Érica Fischer est née en 1973, elle a obtenu un bachelor en linguistique à l’université de Chicago, mais elle vit à Oakland en Californie, le berceau des startups en informatique. Elle se présente elle-même comme une cartographe, une artiste et une programmeuse, ce qu’elle résume par le terme de « map geek », une personne passionnée par l’informatique et par les cartes. Elle fait partie de ces pionniers des Big data qui, depuis plus de dix ans, cherchent à interpréter les données volumineuses fournies par les réseaux sociaux sur Internet, afin de saisir nos pratiques quotidiennes. Elle a été artiste en résidence à San Francisco, puis ingénieur logiciel dans l’équipe Android chez Google, avant d’occuper aujourd’hui un poste de développeur au sein de l’entreprise Mapbox, qui fournit des solutions innovantes de cartographie en ligne. Érica Fischer n’est pas géographe, c’est avant tout une informaticienne spécialisée dans le domaine de la cartographie numérique qu’elle aborde comme un art (elle se dit « data artist »). Aujourd’hui elle se spécialise dans les techniques de data visualisation des espaces urbains. En tant que « data scientist », elle s’intéresse à l’utilisation des données géographiques pour comprendre et améliorer notamment la place des piétons et des transports en commun au sein des espaces urbains.
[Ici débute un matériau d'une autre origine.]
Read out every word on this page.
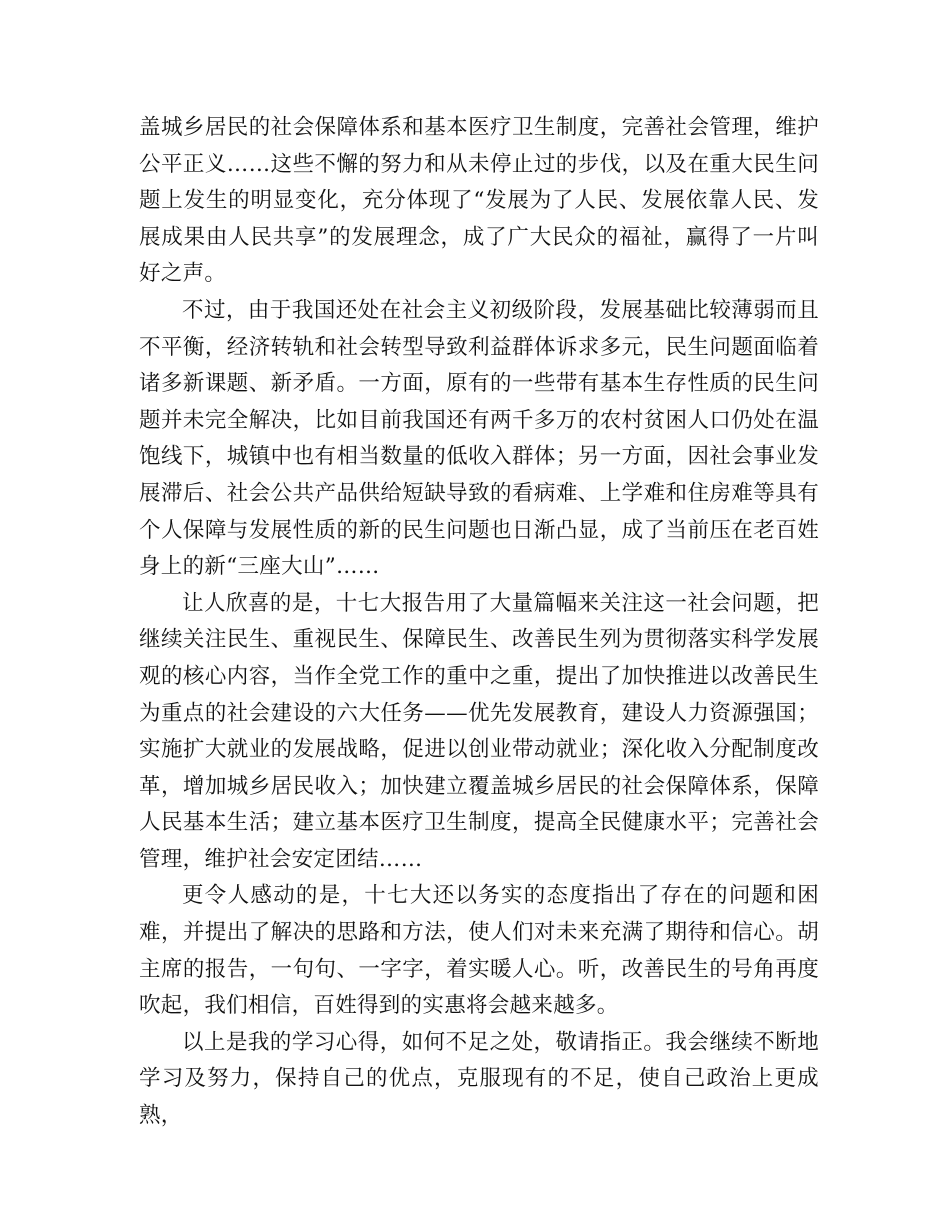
盖城乡居民的社会保障体系和基本医疗卫生制度，完善社会管理，维护公平正义……这些不懈的努力和从未停止过的步伐，以及在重大民生问题上发生的明显变化，充分体现了“发展为了人民、发展依靠人民、发展成果由人民共享”的发展理念，成了广大民众的福祉，赢得了一片叫好之声。

不过，由于我国还处在社会主义初级阶段，发展基础比较薄弱而且不平衡，经济转轨和社会转型导致利益群体诉求多元，民生问题面临着诸多新课题、新矛盾。一方面，原有的一些带有基本生存性质的民生问题并未完全解决，比如目前我国还有两千多万的农村贫困人口仍处在温饱线下，城镇中也有相当数量的低收入群体；另一方面，因社会事业发展滞后、社会公共产品供给短缺导致的看病难、上学难和住房难等具有个人保障与发展性质的新的民生问题也日渐凸显，成了当前压在老百姓身上的新“三座大山”……

让人欣喜的是，十七大报告用了大量篇幅来关注这一社会问题，把继续关注民生、重视民生、保障民生、改善民生列为贯彻落实科学发展观的核心内容，当作全党工作的重中之重，提出了加快推进以改善民生为重点的社会建设的六大任务——优先发展教育，建设人力资源强国；实施扩大就业的发展战略，促进以创业带动就业；深化收入分配制度改革，增加城乡居民收入；加快建立覆盖城乡居民的社会保障体系，保障人民基本生活；建立基本医疗卫生制度，提高全民健康水平；完善社会管理，维护社会安定团结……

更令人感动的是，十七大还以务实的态度指出了存在的问题和困难，并提出了解决的思路和方法，使人们对未来充满了期待和信心。胡主席的报告，一句句、一字字，着实暖人心。听，改善民生的号角再度吹起，我们相信，百姓得到的实惠将会越来越多。

以上是我的学习心得，如何不足之处，敬请指正。我会继续不断地学习及努力，保持自己的优点，克服现有的不足，使自己政治上更成熟，
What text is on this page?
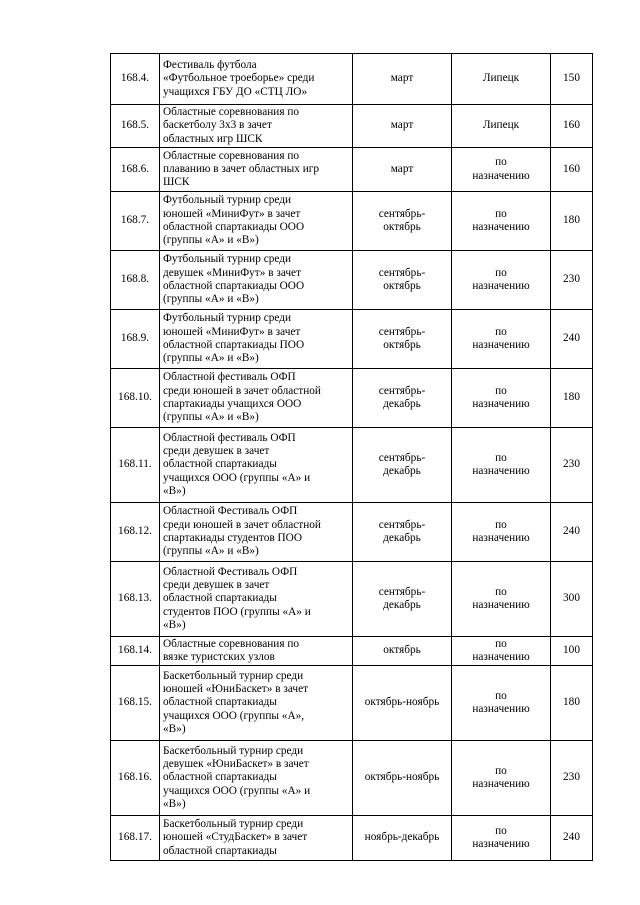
168.4.	Фестиваль футбола
«Футбольное троеборье» среди
учащихся ГБУ ДО «СТЦ ЛО»	март	Липецк	150

168.5.	Областные соревнования по
баскетболу 3х3 в зачет
областных игр ШСК	март	Липецк	160

168.6.	Областные соревнования по
плаванию в зачет областных игр
ШСК	март	по
назначению	160

168.7.	Футбольный турнир среди
юношей «МиниФут» в зачет
областной спартакиады ООО
(группы «А» и «В»)	сентябрь-
октябрь	по
назначению	180

168.8.	Футбольный турнир среди
девушек «МиниФут» в зачет
областной спартакиады ООО
(группы «А» и «В»)	сентябрь-
октябрь	по
назначению	230

168.9.	Футбольный турнир среди
юношей «МиниФут» в зачет
областной спартакиады ПОО
(группы «А» и «В»)	сентябрь-
октябрь	по
назначению	240

168.10.	Областной фестиваль ОФП
среди юношей в зачет областной
спартакиады учащихся ООО
(группы «А» и «В»)	сентябрь-
декабрь	по
назначению	180

168.11.	Областной фестиваль ОФП
среди девушек в зачет
областной спартакиады
учащихся ООО (группы «А» и
«В»)	сентябрь-
декабрь	по
назначению	230

168.12.	Областной Фестиваль ОФП
среди юношей в зачет областной
спартакиады студентов ПОО
(группы «А» и «В»)	сентябрь-
декабрь	по
назначению	240

168.13.	Областной Фестиваль ОФП
среди девушек в зачет
областной спартакиады
студентов ПОО (группы «А» и
«В»)	сентябрь-
декабрь	по
назначению	300

168.14.	Областные соревнования по
вязке туристских узлов	октябрь	по
назначению	100

168.15.	Баскетбольный турнир среди
юношей «ЮниБаскет» в зачет
областной спартакиады
учащихся ООО (группы «А»,
«В»)	октябрь-ноябрь	по
назначению	180

168.16.	Баскетбольный турнир среди
девушек «ЮниБаскет» в зачет
областной спартакиады
учащихся ООО (группы «А» и
«В»)	октябрь-ноябрь	по
назначению	230

168.17.	Баскетбольный турнир среди
юношей «СтудБаскет» в зачет
областной спартакиады	ноябрь-декабрь	по
назначению	240
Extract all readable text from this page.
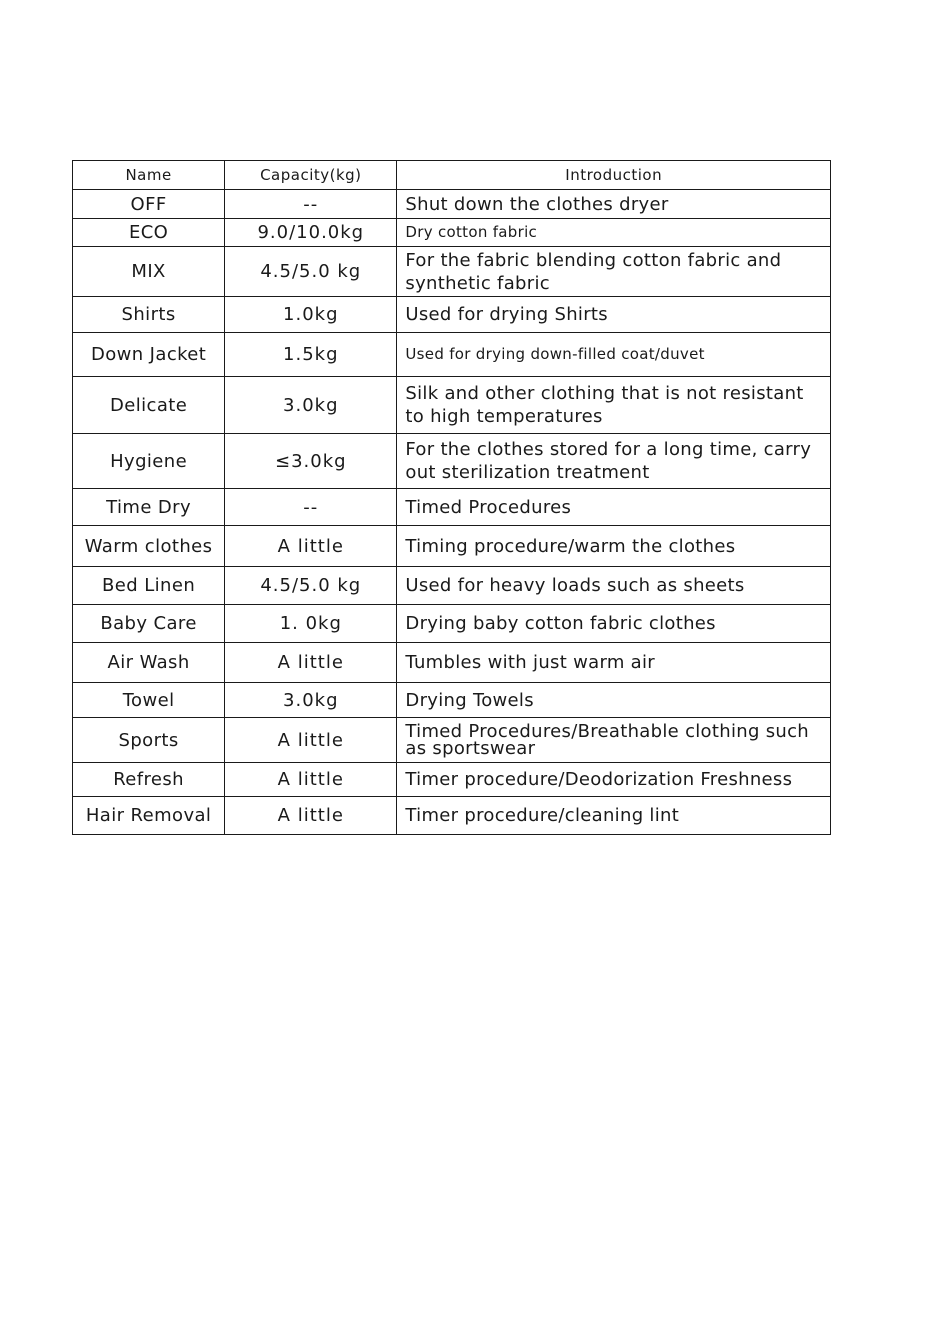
Name	Capacity(kg)	Introduction
OFF	--	Shut down the clothes dryer
ECO	9.0/10.0kg	Dry cotton fabric
MIX	4.5/5.0 kg	For the fabric blending cotton fabric and synthetic fabric
Shirts	1.0kg	Used for drying Shirts
Down Jacket	1.5kg	Used for drying down-filled coat/duvet
Delicate	3.0kg	Silk and other clothing that is not resistant to high temperatures
Hygiene	≤3.0kg	For the clothes stored for a long time, carry out sterilization treatment
Time Dry	--	Timed Procedures
Warm clothes	A little	Timing procedure/warm the clothes
Bed Linen	4.5/5.0 kg	Used for heavy loads such as sheets
Baby Care	1. 0kg	Drying baby cotton fabric clothes
Air Wash	A little	Tumbles with just warm air
Towel	3.0kg	Drying Towels
Sports	A little	Timed Procedures/Breathable clothing such as sportswear
Refresh	A little	Timer procedure/Deodorization Freshness
Hair Removal	A little	Timer procedure/cleaning lint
Le projet informatique qui va lui donner une notoriété internationale est le projet « Locals and tourists » qu’elle porte à connaissance du grand public pour la première fois en 2010, lors d’une exposition au Musée d’art moderne de New York. Son idée est d’utiliser les millions d’images géolocalisées dans Flickr pour représenter les lieux où les utilisateurs prennent des photographies lorsqu’ils visitent de grandes villes mondiales. Ce projet de recherche ne constitue pas son premier coup d’essai. Il dérive lui-même du projet Geotaggers World Atlas, qui classe les villes en fonction du nombre de photos prises dans leur hypercentre. Les traces géolocalisées proviennent de Flickr, le célèbre site de partage de photographies et de vidéos gratuites sur Internet (13 milliards de photos et 122 millions de membres en 2017). Flickr a l’avantage de reconnaître et d’importer directement les coordonnées géographiques des prises de vue, enregistrées dans les métadonnées des fichiers images au format IPTC ou EXIF. Ce réseau qui s’affiche comme résolument communautaire (même si certains services sont payants) rend ses données publiques à travers une API de recherche, ce qui n’est pas le cas de tous les réseaux sociaux. Il s’agit d’une cartographie par figurés ponctuels : chaque point correspond à un lieu pris en photo avec sa géolocalisation, à travers son géomarqueur (ou geotag). La densité des points est telle que ces cartes parviennent à faire ressortir les espaces urbains les plus fréquentés par les touristes. Toutes les cartes sont à la même échelle, inscrites dans un carré de 24 km de côté environ, de manière à pouvoir comparer les métropoles entre elles. Le résultat est quelque peu faussé pour des villes comme Los Angeles, Tokyo ou Taipei qui occupent, du fait de leur polycentrisme, un rang inférieur au sein de ce classement des villes touristiques. Mais pour des villes « monocentriques » comme Paris ou New York, le résultat est assez réussi, donnant à voir une sorte d’identité touristique des grandes capitales. Encouragé par ces premiers résultats, Fisher va affiner ses algorithmes de manière à pouvoir discriminer le type d’utilisateurs (locaux ou visiteurs de passage) et montrer les différences de perception d’une même ville.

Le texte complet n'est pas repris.